Das letzte Geheimnis des THTR: Noch immer hunderte Tonnen radioaktiver Müll in Hamm - WA blickt ins Innere des Reaktors

+
Blick ins Innere des THTR: Nur von diesem Platz aus kann heute noch in den sicher eingeschlossenen Bereich geschaut werden. Die gelben und roten Deckel (Durchmesser je etwa zwei Meter) können von hier aus per Kran angehoben werden.

Hamm - Die Kugeln sind raus. 665.000 Brennelemente wurden Mitte der 1990er Jahre ins Zwischenlager nach Ahaus gebracht. Danach wurde der THTR in Uentrop versiegelt. 22 Jahre sind seitdem vergangen, und alle dachten wir, dass die Atomanlage tatsächlich leer sei. Doch bis heute schlummern in dem Reaktor 295 Tonnen radioaktiver Abfälle. Wie kann das sein?

Die Drucksache 17/6219 der Landesregierung ist eine auf den ersten Blick ziemlich unspektakuläre Abhandlung. Auf sieben Seiten wird darin dargestellt, wie sich die in NRW eingelagerten Mengen an Atommüll im Jahr 2018 verändert haben. Jülich, Würgassen, Ahaus und so weiter: Das Auge fliegt über die Namen der bekannten Stätten. Hamm sind lediglich zwei Zeilen in dem im Mai 2019 veröffentlichten Tabellenwerk gewidmet. Was dort über den THTR steht, lässt einen allerdings aufhorchen: 295 Tonnen „feste radioaktive Abfälle“ befinden sich aktuell in Hamm-Uentrop. Verpackt in „1081 Gebinden“. Das Gesamtgewicht beträgt 384 Tonnen.

Reaktor doch nicht leer?

Haben wir da etwas nicht mitbekommen? Oder hat es die Redaktion in der Vergangenheit schlichtweg versäumt, energisch genug nachzufragen? Als im April 1995 der 57. und damit letzte Castortransport von Uentrop ins Zwischenlager nach Ahaus rollte, war der Reaktor doch leer – dachten wir jedenfalls mehr als zwei Jahrzehnte lang. Die 665.000 Brennelemente, die damals über eineinhalb Jahre in den Castorzügen gen Münsterland gefahren worden waren und von denen jedes etwas kleiner als ein Tennisball war, waren der strahlende Mageninhalt dieses Kolosses gewesen. Zurück blieb kontaminierter Beton, der sich seit dem 1. Oktober 1997 im sicheren Einschluss befindet. Oder nicht?

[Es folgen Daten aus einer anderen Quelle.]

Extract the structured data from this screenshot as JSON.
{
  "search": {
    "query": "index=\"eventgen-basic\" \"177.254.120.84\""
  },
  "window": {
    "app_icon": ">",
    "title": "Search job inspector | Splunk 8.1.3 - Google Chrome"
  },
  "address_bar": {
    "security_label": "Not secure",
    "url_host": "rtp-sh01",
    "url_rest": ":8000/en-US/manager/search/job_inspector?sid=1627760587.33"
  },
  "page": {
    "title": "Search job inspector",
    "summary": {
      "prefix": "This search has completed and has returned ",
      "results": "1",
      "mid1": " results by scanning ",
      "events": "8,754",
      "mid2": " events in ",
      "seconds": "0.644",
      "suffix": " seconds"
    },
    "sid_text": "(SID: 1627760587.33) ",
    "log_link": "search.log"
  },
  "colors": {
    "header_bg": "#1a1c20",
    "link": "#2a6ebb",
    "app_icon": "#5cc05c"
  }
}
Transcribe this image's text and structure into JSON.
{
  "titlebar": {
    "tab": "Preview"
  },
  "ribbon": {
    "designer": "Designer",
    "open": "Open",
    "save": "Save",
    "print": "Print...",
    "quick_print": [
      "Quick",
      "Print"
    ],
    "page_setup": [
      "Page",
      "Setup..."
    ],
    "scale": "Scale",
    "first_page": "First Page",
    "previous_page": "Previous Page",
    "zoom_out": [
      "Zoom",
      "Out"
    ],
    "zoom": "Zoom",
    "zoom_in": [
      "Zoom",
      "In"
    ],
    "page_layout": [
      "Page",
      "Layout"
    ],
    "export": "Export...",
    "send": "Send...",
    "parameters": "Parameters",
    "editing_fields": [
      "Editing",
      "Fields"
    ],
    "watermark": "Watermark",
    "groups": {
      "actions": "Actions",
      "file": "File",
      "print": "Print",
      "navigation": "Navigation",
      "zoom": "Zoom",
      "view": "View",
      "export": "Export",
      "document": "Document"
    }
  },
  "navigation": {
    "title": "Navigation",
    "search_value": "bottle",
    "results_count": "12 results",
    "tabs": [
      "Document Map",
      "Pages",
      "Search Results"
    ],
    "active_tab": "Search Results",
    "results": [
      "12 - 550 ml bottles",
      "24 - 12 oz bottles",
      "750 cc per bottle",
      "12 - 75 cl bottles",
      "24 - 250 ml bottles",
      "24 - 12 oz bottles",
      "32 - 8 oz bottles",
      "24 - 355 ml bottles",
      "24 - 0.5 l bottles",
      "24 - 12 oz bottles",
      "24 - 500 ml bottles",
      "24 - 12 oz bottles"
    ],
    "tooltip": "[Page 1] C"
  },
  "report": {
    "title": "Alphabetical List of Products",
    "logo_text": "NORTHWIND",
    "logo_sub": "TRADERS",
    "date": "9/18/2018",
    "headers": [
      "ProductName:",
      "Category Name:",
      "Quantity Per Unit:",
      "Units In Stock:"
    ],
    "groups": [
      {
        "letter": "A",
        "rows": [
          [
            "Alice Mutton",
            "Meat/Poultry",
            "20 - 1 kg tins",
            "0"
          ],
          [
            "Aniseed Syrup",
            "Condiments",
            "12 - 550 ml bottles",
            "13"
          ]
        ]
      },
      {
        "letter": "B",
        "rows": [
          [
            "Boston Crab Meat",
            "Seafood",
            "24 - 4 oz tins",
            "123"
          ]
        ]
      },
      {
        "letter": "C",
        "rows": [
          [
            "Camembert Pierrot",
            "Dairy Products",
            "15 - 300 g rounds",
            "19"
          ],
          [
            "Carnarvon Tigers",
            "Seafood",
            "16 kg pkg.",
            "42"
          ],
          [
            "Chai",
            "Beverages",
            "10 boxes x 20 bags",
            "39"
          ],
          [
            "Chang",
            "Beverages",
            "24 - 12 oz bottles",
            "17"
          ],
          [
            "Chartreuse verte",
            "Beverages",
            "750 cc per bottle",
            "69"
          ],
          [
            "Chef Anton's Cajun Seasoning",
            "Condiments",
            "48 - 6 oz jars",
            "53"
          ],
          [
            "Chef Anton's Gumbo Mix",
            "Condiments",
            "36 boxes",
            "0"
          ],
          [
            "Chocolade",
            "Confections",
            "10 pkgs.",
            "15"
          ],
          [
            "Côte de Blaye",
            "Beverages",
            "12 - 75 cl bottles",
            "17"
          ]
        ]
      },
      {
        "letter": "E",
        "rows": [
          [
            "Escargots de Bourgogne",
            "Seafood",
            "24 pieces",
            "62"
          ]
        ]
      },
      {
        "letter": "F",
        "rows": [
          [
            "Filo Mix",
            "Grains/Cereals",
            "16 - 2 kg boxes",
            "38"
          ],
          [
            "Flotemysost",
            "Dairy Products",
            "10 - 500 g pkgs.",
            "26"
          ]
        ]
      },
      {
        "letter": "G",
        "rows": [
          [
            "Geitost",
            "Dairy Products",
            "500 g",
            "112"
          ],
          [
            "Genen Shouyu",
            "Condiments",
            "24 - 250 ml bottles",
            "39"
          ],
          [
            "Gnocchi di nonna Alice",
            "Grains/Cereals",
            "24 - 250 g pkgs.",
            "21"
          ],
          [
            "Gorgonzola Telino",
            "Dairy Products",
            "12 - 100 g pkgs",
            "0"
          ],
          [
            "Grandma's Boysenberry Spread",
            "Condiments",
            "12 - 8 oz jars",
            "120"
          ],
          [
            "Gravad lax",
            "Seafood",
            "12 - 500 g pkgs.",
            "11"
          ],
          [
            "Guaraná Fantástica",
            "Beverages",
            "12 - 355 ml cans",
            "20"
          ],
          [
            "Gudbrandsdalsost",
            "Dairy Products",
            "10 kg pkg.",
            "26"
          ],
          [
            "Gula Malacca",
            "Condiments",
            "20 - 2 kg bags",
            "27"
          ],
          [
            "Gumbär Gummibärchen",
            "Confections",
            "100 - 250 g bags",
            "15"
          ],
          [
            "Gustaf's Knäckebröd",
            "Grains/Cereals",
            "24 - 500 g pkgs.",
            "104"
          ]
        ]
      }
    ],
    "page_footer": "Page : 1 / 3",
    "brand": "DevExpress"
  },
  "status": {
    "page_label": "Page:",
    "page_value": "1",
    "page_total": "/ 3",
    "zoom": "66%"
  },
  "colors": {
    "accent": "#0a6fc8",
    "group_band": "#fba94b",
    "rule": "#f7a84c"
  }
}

Notfallschutz neu geplant: Hamm in Atomschutzzone

Als der WA im Juni 2019 das erste Mal bei RWE als Gesellschafter der Hochtemperatur-Kernkraftgesellschaft (HKG) nachfragt, was es mit den 295 Tonnen Atomschrott auf sich hat, sorgt die Antwort zunächst nur für noch mehr Verwirrung. „Schutzkleidung und Werkzeuge der Arbeiter, die damals den sicheren Einschluss bewerkstelligt haben, sind das“, lautet die Antwort aus der RWE-Pressestelle. 295.000 Kilogramm an Kleidung und Werkzeugen? Wirklich? Nein, das kann nicht sein. So viel wiegen 200 VW Golf ...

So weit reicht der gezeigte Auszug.